Great Gale of 1848: "the most terrible gale ever known"
Impact on Florida
Date of landfall: September 24,1848 |
Lives lost (FL): 0 |
Category/wind speed: 4/101-135mph |
Cost of damages: $20,000 |
Canter Brown, writing for the Sunland Tribune, in Digital Commons at USF, describes Tampa prior to the gale. In 1848, Tampa was a small and slowly growing community. Until 1845 when Florida achieved statehood and Tampa was pinpointed as Hillsborough County’s seat, the military authorities at Fort Brooke had discouraged settlement in the area. When the hurricane of 1848 came in September of that year, 150-200 people lived in Tampa. Most civilians lived near Fort Brooke, while the homesteads of more affluent families scattered the area that makes up the heart of Tampa today (Brown, 1998).
Burgert Brothers, "Scene at Tampa Bay, Florida, 1846" (1846). Burgert Brothers Collection of Tampa Photographs. Image 640.
The Great Gale of 1848 was one of the strongest to impact the Tampa Bay area (1848 Tampa Bay Hurricane, 2022). It had winds estimated at 88-117 knots/101-135 mph, consistent with a category 4 hurricane, and surge heights at 15 feet above water level (National Centers for Environmental Information, n.d.).
Even though the locals were completely caught by surprise and many of them panicked there was no recorded loss of life during the Great Gale. First-hand accounts, captured in diaries and letters tell of houses being blown to pieces and waters from the bay rising up around buildings (Brown, 1998).
The most substantial impact of the storm, it seems, is how it changed the surrounding area. Ships were washed ashore inland and up river by the storm surge. The size and shape of many of the keys around Tampa bay were changed while some were washed away (Grismer, 1948).

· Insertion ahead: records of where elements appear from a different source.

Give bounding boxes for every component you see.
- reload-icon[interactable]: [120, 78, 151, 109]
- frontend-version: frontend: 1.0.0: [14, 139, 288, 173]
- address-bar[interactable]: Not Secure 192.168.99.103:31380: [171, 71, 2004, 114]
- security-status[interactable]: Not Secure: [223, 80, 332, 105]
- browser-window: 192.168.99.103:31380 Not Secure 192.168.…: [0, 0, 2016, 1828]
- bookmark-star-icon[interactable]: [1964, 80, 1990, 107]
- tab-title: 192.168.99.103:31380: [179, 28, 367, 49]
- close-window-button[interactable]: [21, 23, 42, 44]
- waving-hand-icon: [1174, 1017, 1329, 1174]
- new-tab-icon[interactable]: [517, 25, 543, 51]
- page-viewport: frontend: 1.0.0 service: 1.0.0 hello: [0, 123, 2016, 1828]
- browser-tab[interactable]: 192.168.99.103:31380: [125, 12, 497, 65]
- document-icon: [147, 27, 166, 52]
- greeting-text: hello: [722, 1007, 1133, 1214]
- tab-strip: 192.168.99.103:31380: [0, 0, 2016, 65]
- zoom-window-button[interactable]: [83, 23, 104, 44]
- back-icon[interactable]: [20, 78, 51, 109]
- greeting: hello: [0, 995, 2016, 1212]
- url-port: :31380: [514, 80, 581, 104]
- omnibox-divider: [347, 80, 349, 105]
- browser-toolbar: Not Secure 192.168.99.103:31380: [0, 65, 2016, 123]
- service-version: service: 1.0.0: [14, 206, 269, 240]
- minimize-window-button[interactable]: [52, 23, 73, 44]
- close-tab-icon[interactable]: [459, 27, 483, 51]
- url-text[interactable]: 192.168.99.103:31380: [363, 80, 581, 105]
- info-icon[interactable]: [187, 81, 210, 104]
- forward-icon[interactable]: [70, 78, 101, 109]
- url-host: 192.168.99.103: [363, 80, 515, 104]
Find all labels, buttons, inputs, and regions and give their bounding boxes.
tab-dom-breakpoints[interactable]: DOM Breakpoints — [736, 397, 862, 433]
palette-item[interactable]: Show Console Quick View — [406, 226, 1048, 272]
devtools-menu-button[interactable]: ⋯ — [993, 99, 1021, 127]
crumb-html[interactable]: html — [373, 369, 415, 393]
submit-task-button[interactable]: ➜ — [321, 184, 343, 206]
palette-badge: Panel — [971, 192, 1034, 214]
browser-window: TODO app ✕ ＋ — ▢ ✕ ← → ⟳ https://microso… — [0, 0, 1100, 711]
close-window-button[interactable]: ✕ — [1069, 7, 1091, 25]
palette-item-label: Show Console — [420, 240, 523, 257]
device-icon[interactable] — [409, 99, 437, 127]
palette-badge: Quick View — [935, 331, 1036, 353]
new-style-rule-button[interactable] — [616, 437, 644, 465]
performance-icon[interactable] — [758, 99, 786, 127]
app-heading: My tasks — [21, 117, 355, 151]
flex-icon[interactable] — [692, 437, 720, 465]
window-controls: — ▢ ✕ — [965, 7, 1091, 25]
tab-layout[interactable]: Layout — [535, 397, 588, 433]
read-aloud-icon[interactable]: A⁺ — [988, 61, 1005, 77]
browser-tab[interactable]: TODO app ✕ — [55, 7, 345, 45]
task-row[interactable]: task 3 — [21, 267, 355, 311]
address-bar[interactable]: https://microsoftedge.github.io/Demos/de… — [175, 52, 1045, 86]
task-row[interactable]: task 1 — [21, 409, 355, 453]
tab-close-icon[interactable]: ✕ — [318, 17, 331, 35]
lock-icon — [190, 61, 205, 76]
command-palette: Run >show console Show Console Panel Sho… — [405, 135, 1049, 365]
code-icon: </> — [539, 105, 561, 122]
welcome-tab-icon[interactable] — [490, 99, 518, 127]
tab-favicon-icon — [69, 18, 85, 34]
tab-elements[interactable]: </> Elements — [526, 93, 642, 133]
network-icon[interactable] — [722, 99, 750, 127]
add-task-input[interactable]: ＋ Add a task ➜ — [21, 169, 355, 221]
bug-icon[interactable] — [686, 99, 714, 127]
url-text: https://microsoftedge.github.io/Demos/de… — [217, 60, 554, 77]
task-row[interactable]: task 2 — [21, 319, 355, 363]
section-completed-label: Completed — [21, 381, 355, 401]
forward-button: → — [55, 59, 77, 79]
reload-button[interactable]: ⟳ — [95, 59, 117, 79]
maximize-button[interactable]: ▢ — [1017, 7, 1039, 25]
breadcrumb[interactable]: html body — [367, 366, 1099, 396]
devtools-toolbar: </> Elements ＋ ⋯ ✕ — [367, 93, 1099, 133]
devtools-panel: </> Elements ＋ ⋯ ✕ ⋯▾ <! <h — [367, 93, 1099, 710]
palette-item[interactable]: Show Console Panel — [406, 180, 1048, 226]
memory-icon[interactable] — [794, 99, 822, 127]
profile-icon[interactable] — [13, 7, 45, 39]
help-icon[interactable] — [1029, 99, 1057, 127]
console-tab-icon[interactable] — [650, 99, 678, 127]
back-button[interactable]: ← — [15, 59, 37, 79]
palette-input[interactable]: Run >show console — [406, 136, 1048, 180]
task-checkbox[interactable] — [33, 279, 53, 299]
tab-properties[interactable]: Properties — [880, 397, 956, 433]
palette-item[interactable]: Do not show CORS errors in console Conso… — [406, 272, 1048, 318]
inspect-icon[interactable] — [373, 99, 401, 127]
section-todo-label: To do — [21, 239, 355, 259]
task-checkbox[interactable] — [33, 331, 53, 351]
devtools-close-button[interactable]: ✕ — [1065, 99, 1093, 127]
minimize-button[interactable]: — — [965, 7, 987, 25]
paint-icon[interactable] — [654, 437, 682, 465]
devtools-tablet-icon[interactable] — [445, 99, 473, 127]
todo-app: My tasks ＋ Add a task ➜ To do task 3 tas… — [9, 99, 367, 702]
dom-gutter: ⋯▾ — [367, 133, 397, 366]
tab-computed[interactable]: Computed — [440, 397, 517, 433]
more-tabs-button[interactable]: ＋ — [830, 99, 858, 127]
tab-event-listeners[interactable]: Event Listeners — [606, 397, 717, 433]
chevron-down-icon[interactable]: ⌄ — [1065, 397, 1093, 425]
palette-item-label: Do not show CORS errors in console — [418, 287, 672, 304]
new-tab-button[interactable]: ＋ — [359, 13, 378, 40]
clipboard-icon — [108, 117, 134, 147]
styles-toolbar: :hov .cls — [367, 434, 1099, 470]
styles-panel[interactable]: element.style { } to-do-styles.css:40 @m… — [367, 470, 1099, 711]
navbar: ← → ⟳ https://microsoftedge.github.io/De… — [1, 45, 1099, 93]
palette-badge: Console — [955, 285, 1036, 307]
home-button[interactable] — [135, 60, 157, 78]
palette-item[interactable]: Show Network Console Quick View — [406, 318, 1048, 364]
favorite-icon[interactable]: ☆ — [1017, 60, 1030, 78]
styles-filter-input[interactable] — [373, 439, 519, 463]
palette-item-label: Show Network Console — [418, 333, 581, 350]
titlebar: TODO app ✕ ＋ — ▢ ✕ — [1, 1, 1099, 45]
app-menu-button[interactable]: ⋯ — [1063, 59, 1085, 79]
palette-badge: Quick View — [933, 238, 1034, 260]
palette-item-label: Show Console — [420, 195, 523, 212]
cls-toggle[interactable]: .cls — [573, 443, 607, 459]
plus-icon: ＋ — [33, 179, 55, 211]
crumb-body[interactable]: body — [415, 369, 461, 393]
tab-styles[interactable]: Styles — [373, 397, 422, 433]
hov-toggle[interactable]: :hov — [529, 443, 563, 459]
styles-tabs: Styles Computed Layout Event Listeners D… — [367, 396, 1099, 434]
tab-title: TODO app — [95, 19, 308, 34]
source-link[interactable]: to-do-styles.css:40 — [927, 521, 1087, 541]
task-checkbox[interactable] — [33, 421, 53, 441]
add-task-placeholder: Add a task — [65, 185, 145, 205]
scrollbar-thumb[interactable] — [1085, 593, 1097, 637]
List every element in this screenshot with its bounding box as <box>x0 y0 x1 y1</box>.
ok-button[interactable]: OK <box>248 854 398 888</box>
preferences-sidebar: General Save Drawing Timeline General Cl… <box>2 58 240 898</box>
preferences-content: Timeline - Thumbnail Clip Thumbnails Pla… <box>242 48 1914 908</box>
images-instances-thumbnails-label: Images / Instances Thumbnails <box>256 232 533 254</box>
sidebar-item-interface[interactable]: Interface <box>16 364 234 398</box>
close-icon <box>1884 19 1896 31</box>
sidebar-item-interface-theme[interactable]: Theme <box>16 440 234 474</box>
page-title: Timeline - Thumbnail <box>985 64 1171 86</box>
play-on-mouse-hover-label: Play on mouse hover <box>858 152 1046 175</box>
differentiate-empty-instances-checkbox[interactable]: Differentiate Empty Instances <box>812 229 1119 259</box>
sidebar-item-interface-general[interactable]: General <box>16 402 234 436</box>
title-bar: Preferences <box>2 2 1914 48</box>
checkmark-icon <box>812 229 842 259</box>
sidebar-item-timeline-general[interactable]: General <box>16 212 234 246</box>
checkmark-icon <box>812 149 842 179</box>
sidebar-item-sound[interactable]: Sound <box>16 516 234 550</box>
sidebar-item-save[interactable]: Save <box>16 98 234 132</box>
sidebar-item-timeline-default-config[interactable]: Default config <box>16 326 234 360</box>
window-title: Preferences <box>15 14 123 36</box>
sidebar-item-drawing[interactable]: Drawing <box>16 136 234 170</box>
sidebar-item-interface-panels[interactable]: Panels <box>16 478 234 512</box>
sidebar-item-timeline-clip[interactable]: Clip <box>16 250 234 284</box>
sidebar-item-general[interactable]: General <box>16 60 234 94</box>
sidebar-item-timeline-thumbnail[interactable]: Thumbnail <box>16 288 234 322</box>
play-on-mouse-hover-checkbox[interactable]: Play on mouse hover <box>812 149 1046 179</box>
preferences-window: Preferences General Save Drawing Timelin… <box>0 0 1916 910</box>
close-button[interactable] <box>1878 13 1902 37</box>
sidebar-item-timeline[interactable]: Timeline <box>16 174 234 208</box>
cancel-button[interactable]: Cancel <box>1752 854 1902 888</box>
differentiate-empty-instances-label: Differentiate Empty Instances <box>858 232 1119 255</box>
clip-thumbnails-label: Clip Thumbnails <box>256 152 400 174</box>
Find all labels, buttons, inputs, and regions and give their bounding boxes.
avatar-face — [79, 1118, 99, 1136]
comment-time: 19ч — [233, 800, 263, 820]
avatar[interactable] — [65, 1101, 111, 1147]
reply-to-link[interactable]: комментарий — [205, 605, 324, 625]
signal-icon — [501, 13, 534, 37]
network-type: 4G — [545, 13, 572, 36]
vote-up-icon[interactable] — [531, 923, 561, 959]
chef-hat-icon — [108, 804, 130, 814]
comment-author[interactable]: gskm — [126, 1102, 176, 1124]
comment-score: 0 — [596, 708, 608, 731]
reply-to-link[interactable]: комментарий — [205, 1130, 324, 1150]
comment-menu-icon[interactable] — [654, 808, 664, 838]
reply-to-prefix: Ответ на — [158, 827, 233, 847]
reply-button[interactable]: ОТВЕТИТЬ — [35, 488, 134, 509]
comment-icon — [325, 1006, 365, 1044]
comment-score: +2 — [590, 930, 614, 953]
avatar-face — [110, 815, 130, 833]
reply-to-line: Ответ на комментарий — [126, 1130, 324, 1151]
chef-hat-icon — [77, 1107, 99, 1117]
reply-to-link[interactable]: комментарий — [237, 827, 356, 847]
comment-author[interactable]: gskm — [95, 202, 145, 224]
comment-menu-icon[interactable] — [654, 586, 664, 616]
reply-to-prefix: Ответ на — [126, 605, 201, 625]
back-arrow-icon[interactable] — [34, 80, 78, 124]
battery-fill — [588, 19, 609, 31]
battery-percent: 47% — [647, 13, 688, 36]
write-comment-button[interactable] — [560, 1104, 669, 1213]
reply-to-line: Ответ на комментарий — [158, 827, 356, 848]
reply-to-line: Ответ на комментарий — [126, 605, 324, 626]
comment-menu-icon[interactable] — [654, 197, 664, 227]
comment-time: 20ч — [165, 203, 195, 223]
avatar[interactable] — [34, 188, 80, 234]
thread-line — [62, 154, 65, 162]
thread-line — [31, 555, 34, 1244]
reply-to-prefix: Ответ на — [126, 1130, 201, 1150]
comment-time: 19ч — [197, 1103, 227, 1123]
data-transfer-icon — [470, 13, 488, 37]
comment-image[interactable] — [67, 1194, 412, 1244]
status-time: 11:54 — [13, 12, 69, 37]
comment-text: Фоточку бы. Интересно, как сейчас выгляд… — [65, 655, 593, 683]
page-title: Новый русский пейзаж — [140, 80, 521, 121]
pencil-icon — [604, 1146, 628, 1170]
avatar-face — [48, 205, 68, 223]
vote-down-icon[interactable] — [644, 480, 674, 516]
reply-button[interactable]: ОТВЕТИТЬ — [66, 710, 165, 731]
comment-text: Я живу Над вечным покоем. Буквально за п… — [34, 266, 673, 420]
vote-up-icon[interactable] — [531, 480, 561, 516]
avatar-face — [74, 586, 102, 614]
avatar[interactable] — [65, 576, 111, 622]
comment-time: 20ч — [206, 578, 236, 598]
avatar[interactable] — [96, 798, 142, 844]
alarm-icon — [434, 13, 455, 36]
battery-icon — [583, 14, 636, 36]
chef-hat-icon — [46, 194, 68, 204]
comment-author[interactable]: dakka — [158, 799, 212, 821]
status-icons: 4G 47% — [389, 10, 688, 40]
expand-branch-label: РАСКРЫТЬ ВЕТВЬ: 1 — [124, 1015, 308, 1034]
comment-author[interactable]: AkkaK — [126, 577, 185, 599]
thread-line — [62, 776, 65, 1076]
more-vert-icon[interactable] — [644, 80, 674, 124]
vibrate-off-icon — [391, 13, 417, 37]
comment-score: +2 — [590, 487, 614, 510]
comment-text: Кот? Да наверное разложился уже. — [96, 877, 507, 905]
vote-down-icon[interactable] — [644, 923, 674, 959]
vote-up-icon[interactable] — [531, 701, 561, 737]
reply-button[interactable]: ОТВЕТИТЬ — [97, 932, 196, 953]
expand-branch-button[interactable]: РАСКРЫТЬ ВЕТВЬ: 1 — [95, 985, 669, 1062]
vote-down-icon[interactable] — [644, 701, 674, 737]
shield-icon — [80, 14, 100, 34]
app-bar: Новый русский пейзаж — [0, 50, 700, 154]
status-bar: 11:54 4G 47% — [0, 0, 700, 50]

Navigational charts made before the storms were made useless by the amount of change to waterways, keys, and the coastal geography (1848 Tampa Bay Hurricane, 2022).
Tampa Bay history, captured by Hampton Dunn in the Phototouring Florida Collection, is littered with stories of things that were destroyed by the Great Gale of 1948. Dr. Odet Phillipi, the first white settler of Tampa Bay, who had cultivated a 100-acre orange grove saw it destroyed by the storm and surge (Dunn, 1960b). 1948 also saw the founding of the first church in Tampa, only to see it wash away in September (Dunn, 1960c). A lighthouse had also been built by the U.S. Federal government on Egmont Key in 1948 just before the storm came through. Marvel Edwards, the keeper of the light could tell the structure couldn’t take the gale. He took his family out in a small boat and tethered it to a palm tree in the middle of the key. They managed to ride out the hurricane unharmed. Edward’s had been right. The lighthouse was completely obliterated. Marvel Edwards never worked in lighthouses again (Dunn, 1960a).
The Story of St. Petersburg by Karl Grismer, in the City, County, and Regional Histories E-Book Collection also mentions the storm. Across the bay in Pinellas, two large fish ranches were destroyed by the storm, driving away the fisherman (Grismer, 1948).